Ankle-deep in water, we waded across the ramp to our dock. The next day, after a satiating weekend of sailing, we returned to the ramp for departure, and alas, the water had risen to our knees.
Granted, we had slept the prior night ‘on the water,’ and then sailed through the day, water skimming our hull and sails pulling us through this liquid highway. As sailors, water clearly is our friend, but it was the unexpected creep of the wet stuff that startled us, interjecting itself where it wasn’t welcome, creating a potential barrier to our sailing lifestyle entry and exit.
Fast-forwarding a few days later, the water had ascended to waist level, forcing the more serious sailors to don swimsuits and paddle to their docks and boats.
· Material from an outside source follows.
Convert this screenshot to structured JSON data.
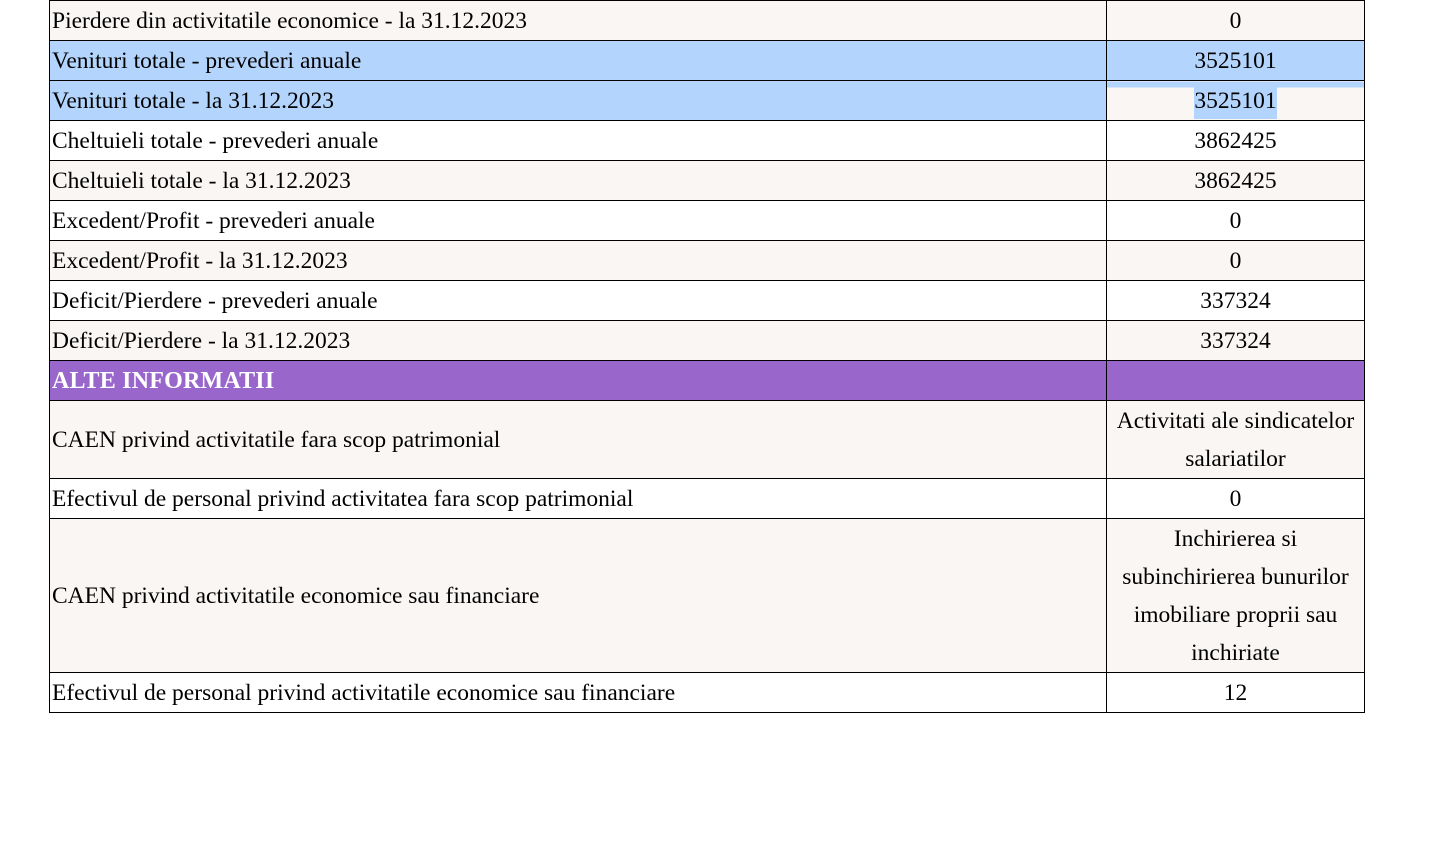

At this point, the marina owners and technicians stepped in, erecting temporary, gangplank type structures that bridged the water, facilitating an adventurous journey for eager sailors to meet up with our awaiting sailboats.
Nonetheless, as in a career course that only appears smooth, unwavering and secure, the signs of flooding had preceded our alarm. A spring and early summer of heavy storms and rain forewarned us, as the mounting raindrops created soggy lawns and rising lake waters.
As well, the wisdom of experienced marina folk, in particular a retired Coast Guard professional who now helped manage the marina, had anticipated this occurrence. In fact, he had strongly suggested to the owner that bridge building supplies laboriously created in the wake of prior summers’ storms be stored for future such emergencies.
The marina owner had declined his suggestion, and in the wake of this latest storm, was caught unprepared and forced to react urgently and quickly, and quite frankly, expended more abundantly in human and financial resources than he would have if he heeded the wisdom of the retired Coast Guard expert.
Likewise, many careerists find themselves unprepared and seemingly unaware of impending job course changes, despite storms that intermittently erupt and the rising tides signaling distress. Instead, they look the other way, or, are so swept up in their day-to-day that the distraction of building career plans to bridge potential career floods seems too onerous.
Several key steps to maintaining a healthy career, built to endure storms and bridge job floods, include:
1. Maintaining a modern resume, updated with your CURRENT achievements and challenge/action/result stories that show (don’t tell) your nuanced talents as well as problem-taming skills, selling your value to a very targeted audience. Unfortunately, after situated in a new role, many careerists allow their career resumes to sit idly, collecting dust, and only when they are in the throes of job transition or job loss, seek a hasty resurrection and quick-fix of this most integral of career tools.
2. Nurturing, giving your time/attention to and maintaining a solid, trust network of individuals and groups on whom you call when needed to shore up during and after a career flood.
3. Creating and maintaining a current online presence; ensuring your primary social media profiles are fed with contemporary contributions and roles.
Preparing for career storms and floods, particularly in the environment of Me, Inc., should become an intuitive process that careerists embrace. Empower yourself with a portfolio of career documents and profiles, career colleagues and coaches who lift your message and propel you through a journey of success.